Daily Joke: Wife Receives Divorce Letter from Her Husband
A man left her wife a divorce letter, and her reply was epic.
As though the divorce was something that doesn’t need a serious discussion, a husband decided to write his wife a letter before leaving her. His letter goes…
I’m writing you this letter to tell you that I’m leaving you for good. I’ve been a good man to you in our 7 years of marriage & I have nothing to show for it. These last 2 weeks have been tough for me. Your boss notified me that you quit your job today & that was just too much to bear any longer.
Last week, you came home & didn’t even notice I had a new haircut, had cooked your favorite meal & even wore a brand new pair of silk boxers.
You ate in 2 minutes, & went straight to sleep after watching all of your soaps. You don’t tell me you love me anymore; you don’t want sex or anything that connects us as husband & wife. Either you’re cheating on me or you don’t love me anymore; whatever the case, It’s over and I am leaving.
P.S. don’t try to find me. Your SISTER & I are moving away to West Virginia together! Have a great life!
And came the wife’s brilliant reply that taught him a lesson…
Believe me, nothing has made my day more than receiving your letter. It’s definitely true that you & I have been married for the past 7 years, although a good man is a far cry from what you’ve been. I watch my TV shows so much because they drown out your constant whining & griping, although that doesn’t seem to work.
I definitely noticed your haircut last week, but the 1st thing that came to mind was ‘You look just like a girl!’ And since my mother raised me not to say anything if you can’t say something nice, I decided not to comment. And when you cooked my favorite meal, you must have gotten me confused with MY SISTER, because I stopped eating pork 7 long years ago.
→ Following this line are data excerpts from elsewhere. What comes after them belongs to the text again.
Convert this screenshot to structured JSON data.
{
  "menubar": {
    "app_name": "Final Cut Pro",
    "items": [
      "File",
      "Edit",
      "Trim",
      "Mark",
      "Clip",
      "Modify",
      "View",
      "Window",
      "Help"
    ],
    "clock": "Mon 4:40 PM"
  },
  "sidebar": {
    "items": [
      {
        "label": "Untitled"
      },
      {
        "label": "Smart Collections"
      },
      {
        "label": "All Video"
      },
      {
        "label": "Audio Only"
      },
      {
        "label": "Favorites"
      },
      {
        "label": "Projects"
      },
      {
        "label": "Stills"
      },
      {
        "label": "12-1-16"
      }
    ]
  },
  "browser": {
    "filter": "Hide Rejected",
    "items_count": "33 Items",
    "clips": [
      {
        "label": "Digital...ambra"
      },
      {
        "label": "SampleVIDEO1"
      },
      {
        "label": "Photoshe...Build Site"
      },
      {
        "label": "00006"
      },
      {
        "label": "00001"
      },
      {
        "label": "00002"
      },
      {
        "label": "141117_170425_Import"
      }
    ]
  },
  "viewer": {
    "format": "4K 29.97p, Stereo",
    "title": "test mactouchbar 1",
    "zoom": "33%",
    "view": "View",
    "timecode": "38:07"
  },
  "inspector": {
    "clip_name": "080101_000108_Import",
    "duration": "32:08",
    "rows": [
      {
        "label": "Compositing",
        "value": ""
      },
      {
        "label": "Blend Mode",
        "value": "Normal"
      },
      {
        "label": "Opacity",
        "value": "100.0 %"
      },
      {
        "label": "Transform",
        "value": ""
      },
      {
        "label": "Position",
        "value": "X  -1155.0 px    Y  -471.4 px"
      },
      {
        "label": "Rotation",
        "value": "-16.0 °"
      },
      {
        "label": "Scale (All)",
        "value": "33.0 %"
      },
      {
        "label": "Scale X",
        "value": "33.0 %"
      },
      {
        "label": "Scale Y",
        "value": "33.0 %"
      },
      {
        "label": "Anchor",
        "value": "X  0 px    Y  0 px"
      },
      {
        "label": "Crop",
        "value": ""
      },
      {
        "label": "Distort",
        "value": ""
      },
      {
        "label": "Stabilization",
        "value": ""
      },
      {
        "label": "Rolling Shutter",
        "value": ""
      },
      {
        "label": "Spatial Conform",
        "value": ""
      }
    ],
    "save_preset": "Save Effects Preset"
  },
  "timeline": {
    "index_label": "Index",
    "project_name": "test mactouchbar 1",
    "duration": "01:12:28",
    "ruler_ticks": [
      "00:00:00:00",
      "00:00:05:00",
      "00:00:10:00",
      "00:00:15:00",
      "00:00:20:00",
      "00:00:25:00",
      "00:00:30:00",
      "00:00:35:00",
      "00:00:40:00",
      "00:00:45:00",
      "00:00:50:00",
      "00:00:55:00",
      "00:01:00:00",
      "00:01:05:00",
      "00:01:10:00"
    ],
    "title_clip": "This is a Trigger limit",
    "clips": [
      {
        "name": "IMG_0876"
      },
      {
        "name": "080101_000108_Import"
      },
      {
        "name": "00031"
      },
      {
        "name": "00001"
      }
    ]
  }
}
About those new silk boxers: I turned away from you because the $49.99 price tag was still on them, & I prayed it was a coincidence that my sister had just borrowed $50 from me that morning. After all of this, I still loved you & felt we could make this work. So when I hit the lotto for 10 million dollars, I quit my job & bought us 2 tickets to Jamaica. But when I got home you were gone.
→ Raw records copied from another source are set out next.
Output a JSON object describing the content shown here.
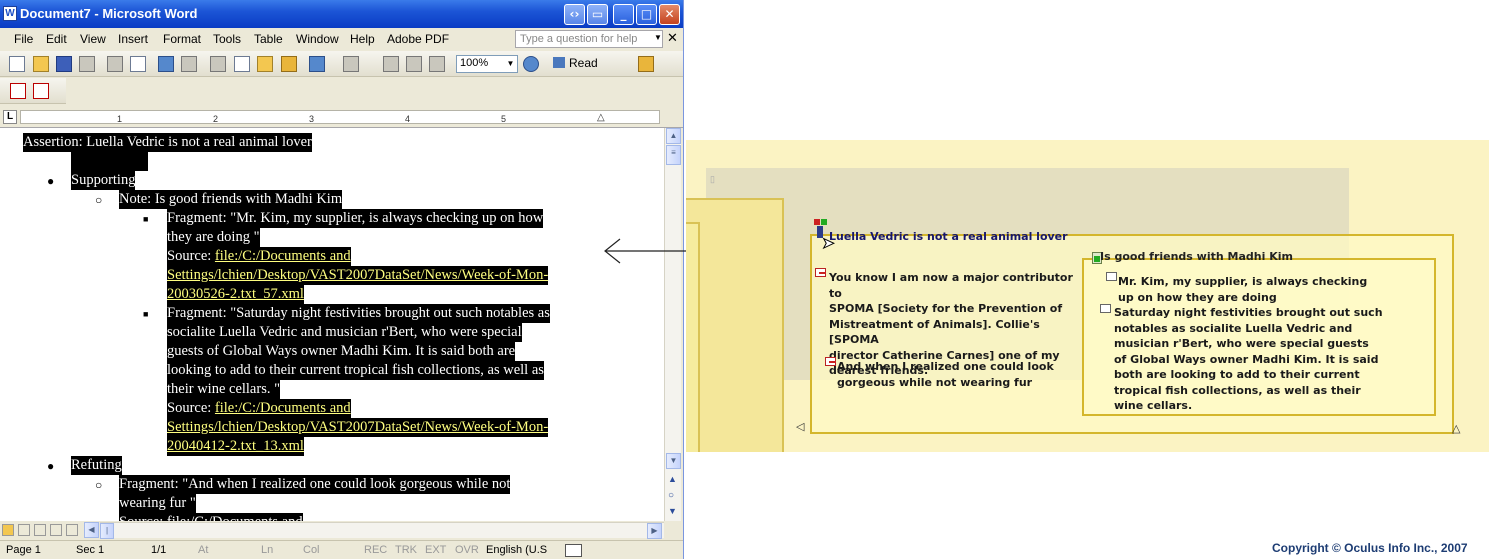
{
  "window": {
    "title": "Document7 - Microsoft Word",
    "app_icon": "W"
  },
  "menu": {
    "items": [
      "File",
      "Edit",
      "View",
      "Insert",
      "Format",
      "Tools",
      "Table",
      "Window",
      "Help",
      "Adobe PDF"
    ],
    "help_placeholder": "Type a question for help"
  },
  "toolbar": {
    "zoom": "100%",
    "read_label": "Read"
  },
  "ruler": {
    "ticks": [
      "1",
      "2",
      "3",
      "4",
      "5"
    ]
  },
  "document": {
    "assertion": "Assertion: Luella Vedric is not a real animal lover",
    "supporting": "Supporting",
    "note": "Note: Is good friends with Madhi Kim",
    "frag1_l1": "Fragment: \"Mr. Kim, my supplier, is always checking up on how",
    "frag1_l2": "they are doing \"",
    "src1_label": "Source: ",
    "src1_l1": "file:/C:/Documents and",
    "src1_l2": "Settings/lchien/Desktop/VAST2007DataSet/News/Week-of-Mon-",
    "src1_l3": "20030526-2.txt_57.xml",
    "frag2_l1": "Fragment: \"Saturday night festivities brought out such notables as",
    "frag2_l2": "socialite Luella Vedric and musician r'Bert, who were special",
    "frag2_l3": "guests of Global Ways owner Madhi Kim. It is said both are",
    "frag2_l4": "looking to add to their current tropical fish collections, as well as",
    "frag2_l5": "their wine cellars. \"",
    "src2_label": "Source: ",
    "src2_l1": "file:/C:/Documents and",
    "src2_l2": "Settings/lchien/Desktop/VAST2007DataSet/News/Week-of-Mon-",
    "src2_l3": "20040412-2.txt_13.xml",
    "refuting": "Refuting",
    "frag3_l1": "Fragment: \"And when I realized one could look gorgeous while not",
    "frag3_l2": "wearing fur \"",
    "src3_partial": "Source: file:/C:/Documents and"
  },
  "status": {
    "page": "Page  1",
    "sec": "Sec  1",
    "pages": "1/1",
    "at": "At",
    "ln": "Ln",
    "col": "Col",
    "rec": "REC",
    "trk": "TRK",
    "ext": "EXT",
    "ovr": "OVR",
    "lang": "English (U.S"
  },
  "visualization": {
    "assertion_title": "Luella Vedric is not a real animal lover",
    "frag_a": [
      "You know I am now a major contributor to",
      "SPOMA [Society for the Prevention of",
      "Mistreatment of Animals]. Collie's [SPOMA",
      "director Catherine Carnes] one of my",
      "dearest friends."
    ],
    "frag_b": [
      "And when I realized one could look",
      "gorgeous while not wearing fur"
    ],
    "note_title": "Is good friends with Madhi Kim",
    "note_frag1": [
      "Mr. Kim, my supplier, is always checking",
      "up on how they are doing"
    ],
    "note_frag2": [
      "Saturday night festivities brought out such",
      "notables as socialite Luella Vedric and",
      "musician r'Bert, who were special guests",
      "of Global Ways owner Madhi Kim. It is said",
      "both are looking to add to their current",
      "tropical fish collections, as well as their",
      "wine cellars."
    ]
  },
  "copyright": "Copyright © Oculus Info Inc., 2007",
  "colors": {
    "titlebar": "#1c55d6",
    "vis_background": "#fbf3c3",
    "vis_border": "#d4b62c",
    "highlight": "#000000"
  }
}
Everything happens for a reason, I guess. I hope you have the fulfilling life you always wanted. My lawyer said that the letter you wrote ensures you won’t get a dime from me. So take care.
Signed, Your Ex-Wife, Rich As Hell & Free!
P.S. I don’t know if I ever told you this, but my sister Carla was born Carl. I hope that’s not a problem!
If that story made you laugh, here’s another couple one that will keep you laughing some more.A new machine that allows a pregnant woman to share her labor pains with her man led to a tragically hilarious discovery. The man rushed his wife to the hospital as she went into labor.
Upon entering the delivery room, the doctor told the couple, "I have invented a new machine that you might want to try, it takes some of the labor pains away from the mother and gives it to the father."
The worried husband immediately said yes. He didn’t want to see his wife suffering so much from the pain of childbirth.
The doctor hooked the machine up and put it on ten percent of pain switched from the mother to the father.
The husband didn’t feel any pain. He said, "I feel okay, turn it up a lot more."
The doctor turned it up to fifty percent. But the husband said, "Why don’t you just put it all on me because I’m not feeling a thing."
Surprised that the husband was not feeling any pain, the doctor warned, “This much could kill you if you’re not prepared."
"I am ready," the husband boldly answered.
With much hesitation, the doctor turned the machine up to one hundred percent, but the husband still didn’t feel a thing. This made the doctor think that his invention was a failure.
The couple went home, happy with pain-free labor.
But, when they arrived home, they found the mailman dead on the front porch! The wife could not look at her husband in the eye.